Abstract

Endometrial polyps are localized hyperplastic overgrowths of the endometrium. The true incidence remains unknown as most of the polyps are asymptomatic. The associated risk factors for their development are increasing age, obesity, hypertension, diabetes, hormone replacement therapy (HRT), and tamoxifen use. The prevalence is also higher in infertile women. Although most of the polyps remain asymptomatic, abnormal uterine bleeding is the most common clinical presentation. The natural history of polyps is not well understood, but 25% of the smaller polyps do regress spontaneously. The modalities commonly used for diagnosing an endometrial polyp include transvaginal ultrasound (TVUS), saline infusion sonography (SSG), hysterosalpingography (HSG), and hysteroscopy. TVUS provides reliable information for the detection of endometrial polyps and should be the initial investigation of choice where available. Hysteroscopy is the method of choice for the diagnosis of endometrial polyps, and it is the only modality which offers an opportunity for concurrent treatment. As small polyps tend to regress spontaneously, expectant management seems reasonable in small polyps (<10 mm), particularly when the woman is premenopausal and asymptomatic. Hysteroscopic polypectomy is the gold standard for the management of polyps. It can be done either as an office procedure or after indoor admission, based on patient preference, instrument availability, the choice of the surgeon, and the number, size, and location of polyps.
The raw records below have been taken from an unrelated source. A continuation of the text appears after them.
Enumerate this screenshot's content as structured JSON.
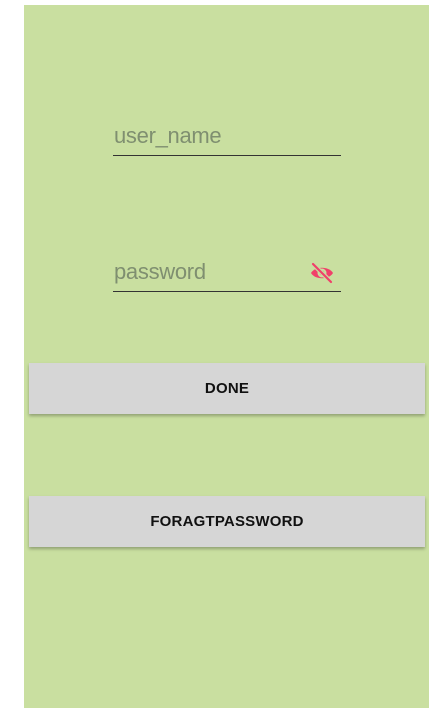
{
  "login_form": {
    "username_placeholder": "user_name",
    "password_placeholder": "password",
    "password_toggle_icon": "eye-slash-icon",
    "done_label": "DONE",
    "forgot_label": "FORAGTPASSWORD"
  },
  "colors": {
    "background": "#c9dfa0",
    "button_background": "#d6d6d6",
    "toggle_icon": "#f0406a",
    "underline": "#333333"
  }
}
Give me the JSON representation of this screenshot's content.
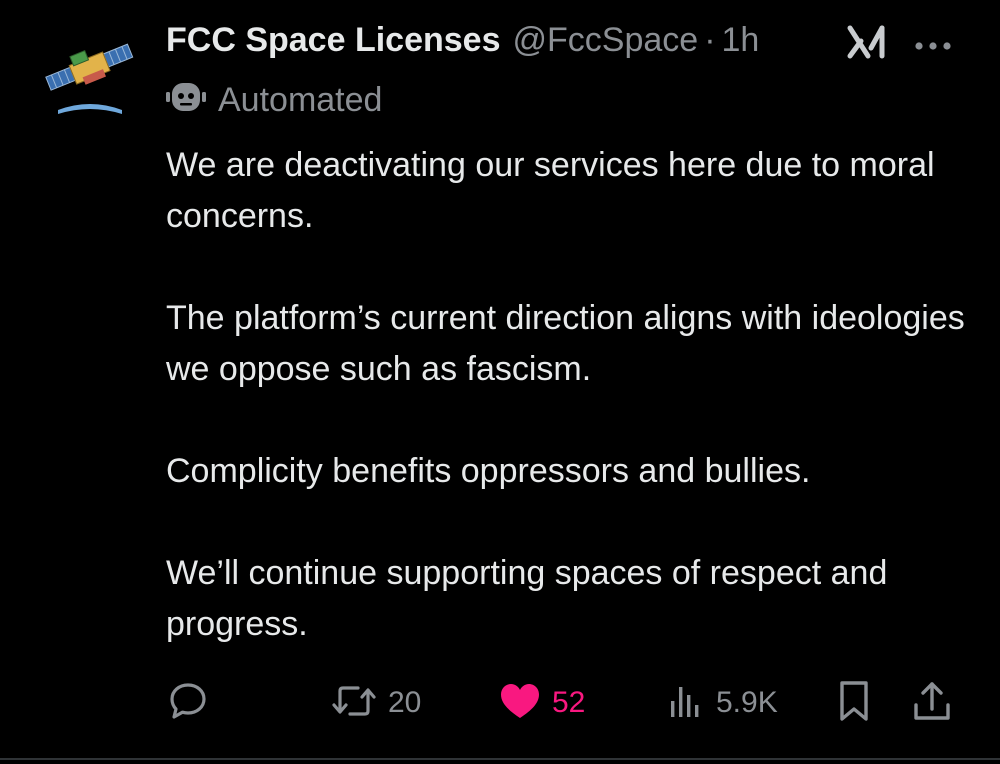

Different hysteroscopic systems and instruments used for hysteroscopic removal of polyps include hysteroscopic microscissors, graspers, and resectoscopes with monopolar loop cautery, bipolar resectoscope, and hysteroscopic morcellators. There is no evidence to favor any one hysteroscopic polypectomy technique over the others in terms of clinical outcome presently. Whenever associated with infertility, hysteroscopic polypectomy is indicated as it improves not only spontaneous pregnancy rates but also the outcome of assisted reproductive technology. Management of newly diagnosed endometrial polyps during IVF should be individualized.